Dois milhões de crianças em casa, seis mil escolas fechadas totalmente, cinco mil funcionando parcialmente, trouxeram o debate sobre a crise do continente para a Inglaterra, com o mesmo calor de outras países.
A Inglerra viveu algumas manifestações violentas de estudantes, contra os cortes na educação, mas agora o front se deslocou para os professores.
Os mestres ingleses sentem-se atingidos pelas medidas econômicas restritivas, as mesmas que estão sendo aplicadas em outros países.
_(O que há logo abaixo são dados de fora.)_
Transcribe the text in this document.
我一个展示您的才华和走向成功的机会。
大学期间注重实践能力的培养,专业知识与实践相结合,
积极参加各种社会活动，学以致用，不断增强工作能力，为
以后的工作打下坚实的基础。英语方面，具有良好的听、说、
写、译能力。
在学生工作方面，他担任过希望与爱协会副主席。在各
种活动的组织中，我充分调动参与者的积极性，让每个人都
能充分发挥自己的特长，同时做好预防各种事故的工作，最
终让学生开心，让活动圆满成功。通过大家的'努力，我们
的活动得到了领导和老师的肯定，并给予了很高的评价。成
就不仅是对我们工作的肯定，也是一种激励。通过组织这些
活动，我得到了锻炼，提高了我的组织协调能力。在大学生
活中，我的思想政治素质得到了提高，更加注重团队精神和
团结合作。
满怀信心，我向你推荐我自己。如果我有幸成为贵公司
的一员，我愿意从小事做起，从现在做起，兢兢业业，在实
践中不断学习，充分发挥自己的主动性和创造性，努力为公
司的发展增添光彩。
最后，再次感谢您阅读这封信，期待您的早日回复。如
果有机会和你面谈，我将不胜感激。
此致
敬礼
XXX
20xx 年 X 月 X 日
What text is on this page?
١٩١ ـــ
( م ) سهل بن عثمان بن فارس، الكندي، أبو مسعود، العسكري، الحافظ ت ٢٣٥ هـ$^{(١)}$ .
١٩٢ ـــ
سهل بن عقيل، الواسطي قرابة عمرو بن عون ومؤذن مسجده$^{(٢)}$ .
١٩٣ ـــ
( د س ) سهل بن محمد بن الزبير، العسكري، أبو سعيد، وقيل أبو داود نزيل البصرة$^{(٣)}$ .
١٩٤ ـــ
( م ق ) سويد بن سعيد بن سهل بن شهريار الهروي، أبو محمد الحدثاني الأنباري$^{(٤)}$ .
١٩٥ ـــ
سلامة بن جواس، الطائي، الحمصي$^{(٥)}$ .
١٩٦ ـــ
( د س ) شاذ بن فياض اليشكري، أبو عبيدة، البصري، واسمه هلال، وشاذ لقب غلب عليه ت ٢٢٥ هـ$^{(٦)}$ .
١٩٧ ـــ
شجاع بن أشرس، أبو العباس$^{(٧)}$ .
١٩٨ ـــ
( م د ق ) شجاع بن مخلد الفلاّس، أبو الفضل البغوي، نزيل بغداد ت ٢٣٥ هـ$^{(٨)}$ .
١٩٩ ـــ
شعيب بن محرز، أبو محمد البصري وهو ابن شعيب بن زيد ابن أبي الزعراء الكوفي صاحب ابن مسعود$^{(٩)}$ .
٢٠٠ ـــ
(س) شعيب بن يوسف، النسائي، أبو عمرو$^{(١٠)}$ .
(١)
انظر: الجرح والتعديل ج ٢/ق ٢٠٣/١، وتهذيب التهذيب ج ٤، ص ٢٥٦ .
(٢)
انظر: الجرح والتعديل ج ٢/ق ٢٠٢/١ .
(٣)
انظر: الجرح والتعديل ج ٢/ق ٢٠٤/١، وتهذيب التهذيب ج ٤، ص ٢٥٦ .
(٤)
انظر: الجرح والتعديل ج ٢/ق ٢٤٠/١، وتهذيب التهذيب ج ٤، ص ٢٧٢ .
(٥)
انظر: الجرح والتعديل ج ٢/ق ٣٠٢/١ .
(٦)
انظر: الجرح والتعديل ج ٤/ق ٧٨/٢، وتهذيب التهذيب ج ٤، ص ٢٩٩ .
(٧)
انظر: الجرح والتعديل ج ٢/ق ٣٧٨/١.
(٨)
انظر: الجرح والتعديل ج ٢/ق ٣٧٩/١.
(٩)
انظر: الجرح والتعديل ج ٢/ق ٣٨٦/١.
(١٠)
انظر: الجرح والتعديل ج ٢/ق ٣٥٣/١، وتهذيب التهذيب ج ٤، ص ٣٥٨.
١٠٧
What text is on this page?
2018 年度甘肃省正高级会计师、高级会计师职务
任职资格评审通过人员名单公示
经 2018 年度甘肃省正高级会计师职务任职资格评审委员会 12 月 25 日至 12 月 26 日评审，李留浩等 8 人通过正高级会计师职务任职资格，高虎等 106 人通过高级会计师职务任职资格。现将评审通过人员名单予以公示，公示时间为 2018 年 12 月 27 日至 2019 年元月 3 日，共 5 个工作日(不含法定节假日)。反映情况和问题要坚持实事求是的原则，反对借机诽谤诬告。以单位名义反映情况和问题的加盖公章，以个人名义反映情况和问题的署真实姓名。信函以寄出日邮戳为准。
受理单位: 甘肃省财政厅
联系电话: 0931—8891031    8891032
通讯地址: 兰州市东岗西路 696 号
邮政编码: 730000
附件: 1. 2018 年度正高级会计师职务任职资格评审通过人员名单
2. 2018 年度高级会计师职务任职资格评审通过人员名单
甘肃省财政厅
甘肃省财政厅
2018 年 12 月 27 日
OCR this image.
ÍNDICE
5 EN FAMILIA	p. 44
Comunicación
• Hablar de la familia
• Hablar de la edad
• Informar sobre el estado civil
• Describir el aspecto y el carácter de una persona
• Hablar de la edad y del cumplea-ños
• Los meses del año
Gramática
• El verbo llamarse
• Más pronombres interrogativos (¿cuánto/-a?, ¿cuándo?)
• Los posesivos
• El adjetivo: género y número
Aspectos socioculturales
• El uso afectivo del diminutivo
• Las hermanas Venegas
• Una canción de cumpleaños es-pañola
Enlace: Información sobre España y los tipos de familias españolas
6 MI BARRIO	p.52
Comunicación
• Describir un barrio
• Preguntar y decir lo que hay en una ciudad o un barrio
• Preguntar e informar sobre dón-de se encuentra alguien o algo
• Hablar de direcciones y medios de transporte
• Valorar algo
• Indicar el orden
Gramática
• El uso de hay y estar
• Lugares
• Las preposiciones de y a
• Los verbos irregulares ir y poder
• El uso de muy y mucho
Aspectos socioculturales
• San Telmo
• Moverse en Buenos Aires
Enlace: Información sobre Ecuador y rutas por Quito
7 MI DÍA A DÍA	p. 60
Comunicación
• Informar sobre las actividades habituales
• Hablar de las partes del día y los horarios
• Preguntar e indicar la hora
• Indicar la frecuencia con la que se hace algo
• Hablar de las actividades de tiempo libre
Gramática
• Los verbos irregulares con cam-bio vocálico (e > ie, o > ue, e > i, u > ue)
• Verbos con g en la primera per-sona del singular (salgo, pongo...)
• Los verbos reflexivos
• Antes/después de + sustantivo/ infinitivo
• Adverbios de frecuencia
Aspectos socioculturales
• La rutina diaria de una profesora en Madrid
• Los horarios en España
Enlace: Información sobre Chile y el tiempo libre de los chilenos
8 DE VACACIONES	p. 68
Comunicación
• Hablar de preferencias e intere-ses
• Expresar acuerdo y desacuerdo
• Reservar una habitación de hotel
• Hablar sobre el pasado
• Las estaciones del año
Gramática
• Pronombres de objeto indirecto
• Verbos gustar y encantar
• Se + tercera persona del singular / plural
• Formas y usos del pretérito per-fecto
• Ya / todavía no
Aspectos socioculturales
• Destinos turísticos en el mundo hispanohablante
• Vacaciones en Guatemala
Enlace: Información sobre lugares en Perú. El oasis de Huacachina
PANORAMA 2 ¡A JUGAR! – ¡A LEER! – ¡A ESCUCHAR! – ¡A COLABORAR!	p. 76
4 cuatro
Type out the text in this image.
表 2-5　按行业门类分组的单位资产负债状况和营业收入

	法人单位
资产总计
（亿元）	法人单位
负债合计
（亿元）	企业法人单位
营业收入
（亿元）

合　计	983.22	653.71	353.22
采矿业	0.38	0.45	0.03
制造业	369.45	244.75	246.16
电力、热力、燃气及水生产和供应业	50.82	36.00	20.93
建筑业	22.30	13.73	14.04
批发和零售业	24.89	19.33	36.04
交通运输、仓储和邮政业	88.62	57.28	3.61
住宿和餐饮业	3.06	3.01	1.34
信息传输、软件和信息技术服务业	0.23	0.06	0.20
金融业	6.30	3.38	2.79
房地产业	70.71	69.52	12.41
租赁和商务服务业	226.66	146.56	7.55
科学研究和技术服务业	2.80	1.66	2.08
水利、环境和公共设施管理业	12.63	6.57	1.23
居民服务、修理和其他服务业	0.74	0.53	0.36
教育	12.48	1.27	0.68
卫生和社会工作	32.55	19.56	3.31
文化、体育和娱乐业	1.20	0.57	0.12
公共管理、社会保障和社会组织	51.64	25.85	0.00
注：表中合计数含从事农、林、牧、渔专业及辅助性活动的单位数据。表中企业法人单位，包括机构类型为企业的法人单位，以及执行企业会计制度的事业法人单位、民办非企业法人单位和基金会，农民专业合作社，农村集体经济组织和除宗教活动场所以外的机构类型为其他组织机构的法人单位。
No momento a preocupação é com a aposentadoria.
O governo vai mudar as regras do jogo. A idade minima para se aposentar será de 66 anos, as contribuições do funcionalismo aumentarão e novos cálculos serao aplicados nos benefícios.
Esses novos cálculos foram criticados pelos manifestantes. Serão baseados não mais no ultimo salário de quem se aposenta, mas numa média dos salários. Uma queda no beneficio, portanto.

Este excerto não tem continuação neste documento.